Architecture

The refined museum building, which as if predestined by nature has been placed in the southern Carinthian landscape above the River Drau by the Viennese architectural team
"querkraft", forms an appropriate architectonic and museological framework for the collections of Herbert Liaunig. After a year of extension work the private museum in Neuhaus/Suha, which was opened in 2008 and has already been awarded the Austrian Museums Prize and the status of a protected building, was reopend again in 2015.

The original architectural concept, comprised of four striking structural elements has now been supplemented by a triangular room for special exhibitions with an adjacent atrium as well as two underground presentation rooms and additional depot space.   

The entrance leads to a presentation depot with an area of around 600 m² after which visitors arrive in the painting and sculpture section. This part of the building, which is designed as a white cube measuring 160 m in length and 13 m in width with fanlights, provides an exhibition area of around 2,000 m². There follows a separate room for graphics (approx. 500 m²), as well as an annex for the presentation of the gold collection (approx. 350 m²). Behind this room new spaces have been added in which the collections of decorated glasses and portrait miniatures from the 16th to the 19th century are housed in a generous display case landscape.

Following the reconstruction work, a new artistic intervention has been integrated into the architecture, which has won numerous awards and is characterised by fair-faced concrete, steel and glass. As a counterpoint to Brigitte Kowanz's light installation in the exit area of the underground cube housing the gold collection, Esther Stocker has designed the corridor leading to the glass and portrait miniatures exhibitions. Via this connecting passage visitors can also enter the impressive, circular sculpture depot, which is now accessible for the first time.
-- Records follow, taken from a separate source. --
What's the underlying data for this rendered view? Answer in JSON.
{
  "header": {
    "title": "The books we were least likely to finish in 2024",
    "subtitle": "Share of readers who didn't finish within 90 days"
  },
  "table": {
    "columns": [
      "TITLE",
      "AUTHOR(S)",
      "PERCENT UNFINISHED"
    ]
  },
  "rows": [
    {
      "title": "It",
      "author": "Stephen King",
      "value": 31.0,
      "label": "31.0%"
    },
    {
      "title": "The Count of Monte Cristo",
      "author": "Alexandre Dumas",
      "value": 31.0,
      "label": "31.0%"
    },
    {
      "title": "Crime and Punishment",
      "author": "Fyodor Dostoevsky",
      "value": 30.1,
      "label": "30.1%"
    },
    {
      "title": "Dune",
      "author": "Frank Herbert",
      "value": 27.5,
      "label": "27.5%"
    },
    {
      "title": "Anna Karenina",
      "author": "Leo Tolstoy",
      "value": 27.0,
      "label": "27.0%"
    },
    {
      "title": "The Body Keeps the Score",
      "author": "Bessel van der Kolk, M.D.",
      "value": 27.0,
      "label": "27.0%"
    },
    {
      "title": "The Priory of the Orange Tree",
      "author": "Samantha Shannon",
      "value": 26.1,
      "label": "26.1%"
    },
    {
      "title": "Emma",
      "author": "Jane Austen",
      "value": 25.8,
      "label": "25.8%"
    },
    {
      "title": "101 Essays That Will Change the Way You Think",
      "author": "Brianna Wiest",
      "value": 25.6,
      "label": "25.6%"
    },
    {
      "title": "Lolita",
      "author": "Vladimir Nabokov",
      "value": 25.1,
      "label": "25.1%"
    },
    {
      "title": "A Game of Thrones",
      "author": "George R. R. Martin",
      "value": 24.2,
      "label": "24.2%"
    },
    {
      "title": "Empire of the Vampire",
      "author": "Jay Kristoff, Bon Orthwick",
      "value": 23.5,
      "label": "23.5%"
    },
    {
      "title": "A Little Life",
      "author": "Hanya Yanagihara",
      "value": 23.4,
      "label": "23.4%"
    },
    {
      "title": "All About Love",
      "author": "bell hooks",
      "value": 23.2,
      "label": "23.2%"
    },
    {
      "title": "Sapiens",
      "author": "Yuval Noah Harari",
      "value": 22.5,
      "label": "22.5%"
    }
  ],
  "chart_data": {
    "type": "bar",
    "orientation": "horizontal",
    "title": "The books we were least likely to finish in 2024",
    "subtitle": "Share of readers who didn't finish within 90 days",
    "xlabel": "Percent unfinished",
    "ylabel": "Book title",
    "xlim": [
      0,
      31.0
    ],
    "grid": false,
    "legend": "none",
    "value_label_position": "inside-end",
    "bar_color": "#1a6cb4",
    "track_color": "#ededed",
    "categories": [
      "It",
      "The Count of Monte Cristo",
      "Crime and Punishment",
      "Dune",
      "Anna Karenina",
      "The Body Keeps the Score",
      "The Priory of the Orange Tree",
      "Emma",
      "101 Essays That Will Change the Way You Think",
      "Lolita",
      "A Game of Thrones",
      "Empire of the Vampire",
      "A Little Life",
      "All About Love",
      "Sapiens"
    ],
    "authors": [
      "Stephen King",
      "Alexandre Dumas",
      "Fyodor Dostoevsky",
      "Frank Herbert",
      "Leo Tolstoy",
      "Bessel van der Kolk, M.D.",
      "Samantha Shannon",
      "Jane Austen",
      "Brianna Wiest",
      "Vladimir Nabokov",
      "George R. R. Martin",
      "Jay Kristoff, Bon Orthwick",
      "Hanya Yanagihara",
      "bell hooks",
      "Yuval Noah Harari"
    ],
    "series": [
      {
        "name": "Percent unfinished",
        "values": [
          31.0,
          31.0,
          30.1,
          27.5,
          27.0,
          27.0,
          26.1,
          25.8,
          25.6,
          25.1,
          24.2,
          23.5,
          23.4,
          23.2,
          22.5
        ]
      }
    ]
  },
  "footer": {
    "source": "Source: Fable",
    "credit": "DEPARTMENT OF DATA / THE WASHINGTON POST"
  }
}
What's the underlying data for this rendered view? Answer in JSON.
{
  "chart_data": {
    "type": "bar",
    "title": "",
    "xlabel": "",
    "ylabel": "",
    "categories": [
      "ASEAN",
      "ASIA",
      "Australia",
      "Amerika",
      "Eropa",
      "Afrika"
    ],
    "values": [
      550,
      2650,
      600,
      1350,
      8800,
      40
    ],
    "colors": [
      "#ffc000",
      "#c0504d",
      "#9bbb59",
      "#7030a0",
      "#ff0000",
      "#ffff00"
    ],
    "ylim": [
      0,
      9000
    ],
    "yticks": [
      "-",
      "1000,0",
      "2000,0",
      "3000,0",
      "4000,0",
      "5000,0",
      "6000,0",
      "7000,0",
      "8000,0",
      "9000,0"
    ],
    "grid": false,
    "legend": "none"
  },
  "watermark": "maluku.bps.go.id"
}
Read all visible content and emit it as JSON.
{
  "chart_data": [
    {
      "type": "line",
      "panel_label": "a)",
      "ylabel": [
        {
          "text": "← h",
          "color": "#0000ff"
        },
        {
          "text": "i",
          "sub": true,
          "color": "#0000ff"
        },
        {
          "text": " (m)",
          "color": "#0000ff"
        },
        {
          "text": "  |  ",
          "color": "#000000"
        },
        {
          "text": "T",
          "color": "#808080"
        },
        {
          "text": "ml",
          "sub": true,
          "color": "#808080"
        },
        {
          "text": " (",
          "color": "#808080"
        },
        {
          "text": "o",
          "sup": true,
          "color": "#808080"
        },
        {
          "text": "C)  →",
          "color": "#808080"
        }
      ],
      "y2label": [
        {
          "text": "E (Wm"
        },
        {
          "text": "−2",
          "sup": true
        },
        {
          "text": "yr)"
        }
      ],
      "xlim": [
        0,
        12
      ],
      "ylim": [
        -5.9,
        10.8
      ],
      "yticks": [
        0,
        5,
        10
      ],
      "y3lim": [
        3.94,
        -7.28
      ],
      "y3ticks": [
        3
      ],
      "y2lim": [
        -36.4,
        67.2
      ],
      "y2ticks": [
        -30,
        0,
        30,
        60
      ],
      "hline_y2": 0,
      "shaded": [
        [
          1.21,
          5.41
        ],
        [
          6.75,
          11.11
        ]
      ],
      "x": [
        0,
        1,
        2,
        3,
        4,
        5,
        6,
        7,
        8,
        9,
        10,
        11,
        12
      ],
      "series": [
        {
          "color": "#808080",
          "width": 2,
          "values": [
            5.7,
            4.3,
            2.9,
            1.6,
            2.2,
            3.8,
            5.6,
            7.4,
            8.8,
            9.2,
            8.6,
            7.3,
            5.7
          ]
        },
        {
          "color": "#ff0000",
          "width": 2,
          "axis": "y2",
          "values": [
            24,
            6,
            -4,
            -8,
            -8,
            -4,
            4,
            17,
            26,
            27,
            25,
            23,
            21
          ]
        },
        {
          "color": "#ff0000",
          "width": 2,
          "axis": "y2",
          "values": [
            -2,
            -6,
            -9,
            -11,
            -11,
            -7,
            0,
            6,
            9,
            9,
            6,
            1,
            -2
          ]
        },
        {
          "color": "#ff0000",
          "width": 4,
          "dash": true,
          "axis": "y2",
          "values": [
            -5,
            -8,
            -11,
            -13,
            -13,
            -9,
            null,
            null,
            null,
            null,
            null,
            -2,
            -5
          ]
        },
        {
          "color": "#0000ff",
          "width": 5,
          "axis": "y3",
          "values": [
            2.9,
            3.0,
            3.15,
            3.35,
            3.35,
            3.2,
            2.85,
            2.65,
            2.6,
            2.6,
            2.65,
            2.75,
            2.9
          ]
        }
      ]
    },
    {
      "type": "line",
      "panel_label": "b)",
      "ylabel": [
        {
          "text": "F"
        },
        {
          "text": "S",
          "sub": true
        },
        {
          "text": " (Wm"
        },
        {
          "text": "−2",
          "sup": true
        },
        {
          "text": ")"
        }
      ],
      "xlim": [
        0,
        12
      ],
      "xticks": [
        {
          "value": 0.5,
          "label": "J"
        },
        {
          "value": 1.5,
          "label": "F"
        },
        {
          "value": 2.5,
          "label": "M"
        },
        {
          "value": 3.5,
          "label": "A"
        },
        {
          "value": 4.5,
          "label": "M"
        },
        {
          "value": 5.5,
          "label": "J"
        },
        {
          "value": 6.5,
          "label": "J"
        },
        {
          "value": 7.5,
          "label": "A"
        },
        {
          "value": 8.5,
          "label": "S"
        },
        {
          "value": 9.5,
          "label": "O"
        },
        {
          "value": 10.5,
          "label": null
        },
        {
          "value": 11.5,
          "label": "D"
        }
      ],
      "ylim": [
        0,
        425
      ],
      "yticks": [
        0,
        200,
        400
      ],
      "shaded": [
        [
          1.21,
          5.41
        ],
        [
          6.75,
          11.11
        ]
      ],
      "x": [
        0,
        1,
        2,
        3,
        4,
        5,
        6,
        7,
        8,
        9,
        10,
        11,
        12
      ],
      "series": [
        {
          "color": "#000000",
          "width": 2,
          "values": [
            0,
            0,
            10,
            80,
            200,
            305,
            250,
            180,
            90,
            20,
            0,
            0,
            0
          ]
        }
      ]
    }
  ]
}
A shop also augments the museum's facilities.

Including the foyer, a workshop and the rooms required for infrastructure purposes, the building has an area of around 7,650 m².

The structure, which is extremely reduced in design, closely follows the prevailing site topography. The long gallery section is the only part of the building that is visible from the outside and offers views of the landscape from its terraces. The remainder of the museum is subterranean.